His knock came around six o’clock. I grabbed my backpack, shut down my computer, and got up to leave.
“I’m parked over here,” I said on the sidewalk, pointing to my little sedan.
The rabbi walked slowly, a few steps behind me. If he noticed my anti-Bush bumper sticker—a simple black “W” with a red circle and a slash over it—I couldn’t see his reaction.
I opened the passenger door and waited to see if he needed my help getting in; he didn’t. Then I got in the driver’s side, tossed my bag in the back, and started the car.
The stereo was blaring, the same Nine Inch Nails album I’d been listening to that morning, at a volume my parents would call “ear-splitting”: My whole existence is flawed. You get me closer to God.
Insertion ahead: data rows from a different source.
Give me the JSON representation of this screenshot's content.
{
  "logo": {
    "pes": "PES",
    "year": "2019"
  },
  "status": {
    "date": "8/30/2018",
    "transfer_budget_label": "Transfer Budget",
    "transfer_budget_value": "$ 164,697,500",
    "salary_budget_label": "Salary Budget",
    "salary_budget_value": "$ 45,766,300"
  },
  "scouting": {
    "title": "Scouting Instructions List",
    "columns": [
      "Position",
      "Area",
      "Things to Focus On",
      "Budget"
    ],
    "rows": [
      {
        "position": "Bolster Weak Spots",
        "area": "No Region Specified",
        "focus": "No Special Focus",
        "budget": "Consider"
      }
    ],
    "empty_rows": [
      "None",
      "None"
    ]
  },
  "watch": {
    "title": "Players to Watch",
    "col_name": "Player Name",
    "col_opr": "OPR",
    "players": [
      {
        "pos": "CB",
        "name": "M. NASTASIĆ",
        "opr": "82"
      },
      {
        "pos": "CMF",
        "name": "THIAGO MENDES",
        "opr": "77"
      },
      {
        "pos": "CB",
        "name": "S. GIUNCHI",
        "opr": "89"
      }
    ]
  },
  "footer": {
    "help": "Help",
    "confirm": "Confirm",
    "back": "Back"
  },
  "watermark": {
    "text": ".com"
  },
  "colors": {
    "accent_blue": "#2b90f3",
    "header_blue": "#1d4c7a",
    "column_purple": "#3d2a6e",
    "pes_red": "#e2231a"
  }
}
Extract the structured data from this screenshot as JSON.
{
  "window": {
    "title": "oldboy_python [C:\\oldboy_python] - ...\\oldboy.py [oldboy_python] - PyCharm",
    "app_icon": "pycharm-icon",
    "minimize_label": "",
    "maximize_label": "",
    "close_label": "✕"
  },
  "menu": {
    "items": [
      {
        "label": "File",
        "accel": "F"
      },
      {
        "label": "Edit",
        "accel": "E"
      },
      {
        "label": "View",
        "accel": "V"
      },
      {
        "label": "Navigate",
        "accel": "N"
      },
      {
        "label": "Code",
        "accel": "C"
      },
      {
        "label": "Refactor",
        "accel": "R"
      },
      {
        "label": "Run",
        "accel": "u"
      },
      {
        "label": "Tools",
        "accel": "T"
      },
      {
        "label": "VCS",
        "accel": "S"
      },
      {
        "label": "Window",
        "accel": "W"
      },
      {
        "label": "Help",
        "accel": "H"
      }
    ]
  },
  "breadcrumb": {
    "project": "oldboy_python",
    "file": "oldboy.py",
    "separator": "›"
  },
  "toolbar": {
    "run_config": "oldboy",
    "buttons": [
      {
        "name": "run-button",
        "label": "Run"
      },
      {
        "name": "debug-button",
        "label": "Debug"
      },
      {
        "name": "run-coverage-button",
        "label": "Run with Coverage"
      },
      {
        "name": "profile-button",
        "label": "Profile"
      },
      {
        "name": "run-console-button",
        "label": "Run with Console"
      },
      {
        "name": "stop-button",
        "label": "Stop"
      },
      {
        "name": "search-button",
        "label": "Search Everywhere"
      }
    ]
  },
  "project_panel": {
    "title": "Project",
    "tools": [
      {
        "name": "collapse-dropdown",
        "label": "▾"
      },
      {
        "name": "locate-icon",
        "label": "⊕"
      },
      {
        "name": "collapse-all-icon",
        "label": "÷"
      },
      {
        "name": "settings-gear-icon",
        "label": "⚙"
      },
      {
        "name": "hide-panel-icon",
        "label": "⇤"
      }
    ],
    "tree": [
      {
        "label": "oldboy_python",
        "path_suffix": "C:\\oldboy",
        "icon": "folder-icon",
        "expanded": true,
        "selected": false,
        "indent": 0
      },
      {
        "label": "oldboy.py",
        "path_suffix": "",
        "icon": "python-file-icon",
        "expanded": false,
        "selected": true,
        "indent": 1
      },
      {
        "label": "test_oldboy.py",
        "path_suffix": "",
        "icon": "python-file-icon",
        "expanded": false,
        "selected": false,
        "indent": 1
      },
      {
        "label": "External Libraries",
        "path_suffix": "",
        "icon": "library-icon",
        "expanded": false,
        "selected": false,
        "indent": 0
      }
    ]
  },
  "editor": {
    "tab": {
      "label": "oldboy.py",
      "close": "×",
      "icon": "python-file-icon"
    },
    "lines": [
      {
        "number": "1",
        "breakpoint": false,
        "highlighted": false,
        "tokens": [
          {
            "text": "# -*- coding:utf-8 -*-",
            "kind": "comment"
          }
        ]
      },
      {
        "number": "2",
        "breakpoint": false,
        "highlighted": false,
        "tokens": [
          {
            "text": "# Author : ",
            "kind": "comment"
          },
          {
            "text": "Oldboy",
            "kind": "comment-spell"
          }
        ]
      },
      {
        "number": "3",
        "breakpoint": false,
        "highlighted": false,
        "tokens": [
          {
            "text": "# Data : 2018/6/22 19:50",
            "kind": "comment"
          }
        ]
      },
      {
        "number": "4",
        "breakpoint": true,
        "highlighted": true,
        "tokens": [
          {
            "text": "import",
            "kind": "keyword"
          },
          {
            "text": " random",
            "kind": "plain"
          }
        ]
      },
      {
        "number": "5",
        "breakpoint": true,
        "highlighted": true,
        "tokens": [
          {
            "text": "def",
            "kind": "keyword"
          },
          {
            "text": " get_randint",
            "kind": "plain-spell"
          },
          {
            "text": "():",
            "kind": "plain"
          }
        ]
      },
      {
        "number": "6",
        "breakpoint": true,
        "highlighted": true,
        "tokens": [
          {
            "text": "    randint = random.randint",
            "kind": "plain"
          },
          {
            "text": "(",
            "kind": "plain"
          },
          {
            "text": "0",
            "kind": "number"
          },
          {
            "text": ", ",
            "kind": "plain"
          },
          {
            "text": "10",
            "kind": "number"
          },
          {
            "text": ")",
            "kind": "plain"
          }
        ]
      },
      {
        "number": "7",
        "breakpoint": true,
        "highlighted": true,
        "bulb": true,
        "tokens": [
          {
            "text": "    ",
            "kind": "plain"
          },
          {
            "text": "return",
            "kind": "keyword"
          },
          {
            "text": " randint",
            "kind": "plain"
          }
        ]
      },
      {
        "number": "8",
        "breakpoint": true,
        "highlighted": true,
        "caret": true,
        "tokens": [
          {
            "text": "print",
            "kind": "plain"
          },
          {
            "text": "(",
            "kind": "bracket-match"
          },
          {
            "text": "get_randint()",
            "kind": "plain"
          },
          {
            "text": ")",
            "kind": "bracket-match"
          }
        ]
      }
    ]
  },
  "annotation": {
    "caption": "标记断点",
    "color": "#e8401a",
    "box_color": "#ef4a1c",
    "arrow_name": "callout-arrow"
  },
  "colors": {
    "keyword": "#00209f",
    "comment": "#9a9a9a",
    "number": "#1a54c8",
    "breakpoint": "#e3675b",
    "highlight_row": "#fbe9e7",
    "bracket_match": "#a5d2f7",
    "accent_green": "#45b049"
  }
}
Rabbi Zuckerman sat up straight—from the sheer loudness of the unexpected assault, not, I assumed, from the mention of God. I punched the off button. I couldn’t imagine what the rabbi would do if we got to the part where Trent Reznor sings, “I want to fuck you like an animal.” He’d probably jump out of the car, then and there.
I chuckled sheepishly and apologized. He didn’t say anything, just adjusted the air conditioner vent and looked straight ahead. I backed out of my parking space and headed for the exit.
“How far up the hill are you?” I asked.
“Four blocks, on the right,” he said. “I’ll show you.”
The drive was quick and quiet. His house was a small brick cottage with three concrete steps to the front door. A maple tree took up most of his modest front yard. No flowers, just grass and a couple of small bushes on either side of the doorway. I pulled into his short, empty driveway.
He unbuckled his seat belt.
“Thank you, Mr. Steiner,” he said.
“No problem, Rabbi Zuckerman, but please call me Benji.”
“Fine. Thank you, Benji, for the ride.”
It was the longest sentence he’d uttered to me. I decided to push further.
“You know, Mrs. Goldfarb told me that she offered you a ride, but you turned her down because you don’t trust women drivers.”
“Linda Goldfarb knows far less than she thinks she does,” he said.
“What do you mean?” I asked.
“I don’t care about women drivers,” he said. “I won’t ride in her car because it stinks of perfume and cigarettes. It’s hard enough to work in the same store with her sometimes.”